Cost is $15 (or $10 for Biola students only). All attendees will receive: (a) copy of A Handbook to the Great Isaiah Scroll; (b) a copy (translation) of The Book of the Prophet Isaiah, translated from the Great Isaiah Scroll of the Dead Sea Scrolls for the Holy Bible: International Standard Version. Light refreshments will be served.
Seating is limited. There will be no on-site registration on the day of the event. Register online for the Grand Opening.
The exhibit will open Wednesday, Sept. 8, and run through Dec. 15 (weekends and Thanksgiving holiday excluded). The facsimile of the Great Isaiah Scroll will be available for open viewing at no cost in Biola University’s Calvary Chapel Monday through Thursday, on most dates. Since there will be exceptions when other events are scheduled, please check the viewing schedule for available days and time. The exhibit will be closed Friday through Sunday.
Subsequent lectures will be free and open to the public on the following dates:
- Oct. 12 – The Dead Sea Scrolls and Bible Translation. Jeffrey Volkmer, D.Phil. ABD, Assistant Professor of Biblical and Theological Studies, Biola University.
- Nov. 9 – Textual issues in the Great Isaiah Scroll. Thomas J. Finley, Ph.D., Professor of Old Testament and Semitics, Department Chair, Talbot School of Theology (Biola University).
- Dec. 14 – The Suffering Servant in the Great Isaiah Scroll. Scott Moffatt, Senior Pastor, Legacy Church of Orange County, Irvine, Calif.; Adjunct Professor of History, Biola University and Fullerton College.

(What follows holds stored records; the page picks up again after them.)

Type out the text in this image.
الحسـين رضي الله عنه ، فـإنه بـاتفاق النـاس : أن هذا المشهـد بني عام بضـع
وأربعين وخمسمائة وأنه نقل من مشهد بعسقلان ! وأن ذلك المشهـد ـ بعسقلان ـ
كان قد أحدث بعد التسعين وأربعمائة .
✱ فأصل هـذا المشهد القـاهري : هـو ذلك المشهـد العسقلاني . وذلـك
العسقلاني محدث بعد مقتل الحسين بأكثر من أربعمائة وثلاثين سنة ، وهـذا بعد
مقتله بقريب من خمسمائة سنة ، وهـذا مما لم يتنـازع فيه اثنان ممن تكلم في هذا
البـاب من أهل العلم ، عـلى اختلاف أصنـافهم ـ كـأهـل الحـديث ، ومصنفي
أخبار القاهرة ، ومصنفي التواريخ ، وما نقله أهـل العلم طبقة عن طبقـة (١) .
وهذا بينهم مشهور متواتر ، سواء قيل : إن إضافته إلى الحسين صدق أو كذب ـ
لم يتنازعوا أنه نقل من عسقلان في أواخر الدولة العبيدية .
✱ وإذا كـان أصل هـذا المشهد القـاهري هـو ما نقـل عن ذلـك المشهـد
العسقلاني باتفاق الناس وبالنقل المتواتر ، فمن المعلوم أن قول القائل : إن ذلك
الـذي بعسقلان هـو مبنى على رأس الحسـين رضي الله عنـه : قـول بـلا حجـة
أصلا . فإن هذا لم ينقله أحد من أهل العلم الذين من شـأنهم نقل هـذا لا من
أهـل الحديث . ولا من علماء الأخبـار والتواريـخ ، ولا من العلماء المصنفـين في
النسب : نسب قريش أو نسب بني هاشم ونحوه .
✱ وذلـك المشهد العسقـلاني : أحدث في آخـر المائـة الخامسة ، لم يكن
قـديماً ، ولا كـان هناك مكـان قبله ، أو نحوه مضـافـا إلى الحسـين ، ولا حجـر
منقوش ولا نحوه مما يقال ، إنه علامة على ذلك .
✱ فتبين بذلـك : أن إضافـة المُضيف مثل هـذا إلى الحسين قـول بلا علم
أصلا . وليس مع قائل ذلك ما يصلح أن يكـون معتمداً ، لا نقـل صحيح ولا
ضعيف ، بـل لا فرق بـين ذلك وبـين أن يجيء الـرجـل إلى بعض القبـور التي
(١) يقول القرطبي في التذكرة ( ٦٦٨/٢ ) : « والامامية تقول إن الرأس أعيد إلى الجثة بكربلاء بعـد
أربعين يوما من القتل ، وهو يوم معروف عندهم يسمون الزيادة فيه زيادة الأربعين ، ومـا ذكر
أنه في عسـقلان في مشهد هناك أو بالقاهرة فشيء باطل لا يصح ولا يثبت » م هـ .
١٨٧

All lectures 7:00-8:30pm, in Calvary Chapel Auditorium, Biola University. With advance notice and prior arrangement, professor-supervised classes/students from educational institutions may make reservations for group visits to view the exhibit. Contact Dennis Gaines at email@example.com for information.
In the fall 2010 semester, Talbot School of Theology will offer HIST 470/TTOT 730, The Dead Sea Scrolls (3 units). This is a research and writing seminar focusing on the analysis of some of the 900 whole and partial texts and manuscripts discovered in the Dead Sea region of Israel. The official publication of the Scrolls, Discoveries in the Judean Desert (Oxford University Press), is complete. Virtually all the documents are now available in English translation. The full impact of recent technological advances such as radiocarbon dating, DNA analysis, imaging by direct digital acquisition, and the Internet is beginning to affect the study of the Scrolls. The chronological focus of the course will be during the Hellenistic and the Roman periods, from 4th century BC to 1st century AD. The Scrolls are having an effect on biblical translations. The class will be taught by George Giacumakis, Ph.D. To audit the class, please e-mail Dr. Giacumakis at firstname.lastname@example.org.
Two sections of the class will be offered: one at the La Mirada campus on Wednesdays from 3 to 5:45 p.m. and the other at the Biola Orange County Education Center in Laguna Hills on Tuesdays from 6 to 8:45 p.m.